Huit heures sonnaient. Grivet et Michaud firent leur entrée. Olivier et Suzanne arrivèrent derrière eux.

Camille présenta son ami à la société. Grivet pinça les lèvres. Il détestait Laurent, dont les appointements avaient monté trop vite, selon lui. D’ailleurs c’était toute une affaire que l’introduction d’un nouvel invité: les hôtes des Raquin ne pouvaient recevoir un inconnu sans quelque froideur.

Laurent se comporta en bon enfant. Il comprit la situation, il voulut plaire, se faire accepter d’un coup. Il raconta des histoires, égaya la soirée par son gros rire, et gagna l’amitié de Grivet lui-même.

Thérèse, ce soir-là, ne chercha pas à descendre à la boutique.
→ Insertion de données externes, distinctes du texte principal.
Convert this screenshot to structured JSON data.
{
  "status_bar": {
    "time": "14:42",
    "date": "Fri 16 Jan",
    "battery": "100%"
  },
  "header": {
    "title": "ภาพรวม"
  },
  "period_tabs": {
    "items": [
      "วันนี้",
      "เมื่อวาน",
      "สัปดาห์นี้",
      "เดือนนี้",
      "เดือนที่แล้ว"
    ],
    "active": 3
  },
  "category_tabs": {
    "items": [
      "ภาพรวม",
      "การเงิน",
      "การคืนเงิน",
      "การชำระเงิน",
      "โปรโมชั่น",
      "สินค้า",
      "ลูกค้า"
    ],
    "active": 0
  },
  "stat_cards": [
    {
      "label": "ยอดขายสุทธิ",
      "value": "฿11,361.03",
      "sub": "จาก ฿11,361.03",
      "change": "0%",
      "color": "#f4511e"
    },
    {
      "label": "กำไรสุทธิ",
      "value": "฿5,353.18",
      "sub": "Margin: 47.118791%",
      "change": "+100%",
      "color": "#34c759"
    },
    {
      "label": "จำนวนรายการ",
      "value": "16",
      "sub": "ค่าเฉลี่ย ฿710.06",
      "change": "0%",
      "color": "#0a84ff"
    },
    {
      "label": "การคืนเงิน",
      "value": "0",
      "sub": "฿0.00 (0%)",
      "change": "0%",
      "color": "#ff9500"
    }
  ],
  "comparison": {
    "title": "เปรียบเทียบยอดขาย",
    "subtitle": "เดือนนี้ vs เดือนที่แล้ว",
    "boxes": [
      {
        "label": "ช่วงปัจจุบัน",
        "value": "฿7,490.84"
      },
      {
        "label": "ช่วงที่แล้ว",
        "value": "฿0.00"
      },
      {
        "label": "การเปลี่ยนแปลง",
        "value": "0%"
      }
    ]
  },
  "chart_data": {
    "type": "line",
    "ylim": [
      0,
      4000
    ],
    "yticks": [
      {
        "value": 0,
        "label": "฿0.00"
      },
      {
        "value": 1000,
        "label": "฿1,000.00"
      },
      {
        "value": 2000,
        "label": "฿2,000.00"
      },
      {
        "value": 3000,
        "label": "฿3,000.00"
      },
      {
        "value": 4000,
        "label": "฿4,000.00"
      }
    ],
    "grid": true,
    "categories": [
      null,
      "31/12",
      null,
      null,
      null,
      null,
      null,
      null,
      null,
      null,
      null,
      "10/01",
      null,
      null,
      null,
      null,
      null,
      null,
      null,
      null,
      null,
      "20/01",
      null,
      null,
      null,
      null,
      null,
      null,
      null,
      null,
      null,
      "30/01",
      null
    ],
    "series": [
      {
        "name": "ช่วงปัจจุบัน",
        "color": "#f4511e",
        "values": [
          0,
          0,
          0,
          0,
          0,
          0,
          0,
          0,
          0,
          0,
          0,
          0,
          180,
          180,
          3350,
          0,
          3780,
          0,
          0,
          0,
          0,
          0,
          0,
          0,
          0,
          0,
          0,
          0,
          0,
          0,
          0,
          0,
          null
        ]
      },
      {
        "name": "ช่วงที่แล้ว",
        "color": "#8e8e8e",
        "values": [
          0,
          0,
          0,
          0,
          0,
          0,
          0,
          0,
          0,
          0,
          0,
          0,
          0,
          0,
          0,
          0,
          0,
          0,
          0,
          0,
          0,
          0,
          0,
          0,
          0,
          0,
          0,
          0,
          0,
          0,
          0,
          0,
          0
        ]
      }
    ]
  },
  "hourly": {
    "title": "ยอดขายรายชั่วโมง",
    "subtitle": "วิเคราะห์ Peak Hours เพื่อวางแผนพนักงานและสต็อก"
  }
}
Elle resta jusqu’à onze heures sur sa chaise, jouant et causant, évitant de rencontrer les regards de Laurent, qui d’ailleurs ne s’occupait pas d’elle. La nature sanguine de ce garçon, sa voix pleine, ses rires gras, les senteurs âcres et puissantes qui s’échappaient de sa personne, troublaient la jeune femme et la jetaient dans une sorte d’angoisse nerveuse.

Chapitre 6

Laurent, à partir de ce jour, revint presque chaque soir chez les Raquin. Il habitait, rue Saint-Victor, en face du Port aux Vins, un petit cabinet meublé qu’il payait dix-huit francs par mois; ce cabinet, mansardé, troué en haut d’une fenêtre à tabatière, qui s’entrebâillait étroitement sur le ciel, avait à peine six mètres carrés. Laurent rentrait le plus tard possible dans ce galetas. Avant de rencontrer Camille, comme il n’avait pas d’argent pour aller se traîner sur les banquettes des cafés, il s’attardait dans la crémerie où il dînait le soir, il fumait des pipes en prenant un gloria qui lui coûtait trois sous. Puis il regagnait doucement la rue Saint-Victor, flânant le long des quais, s’asseyant sur les bancs, quand l’air était tiède.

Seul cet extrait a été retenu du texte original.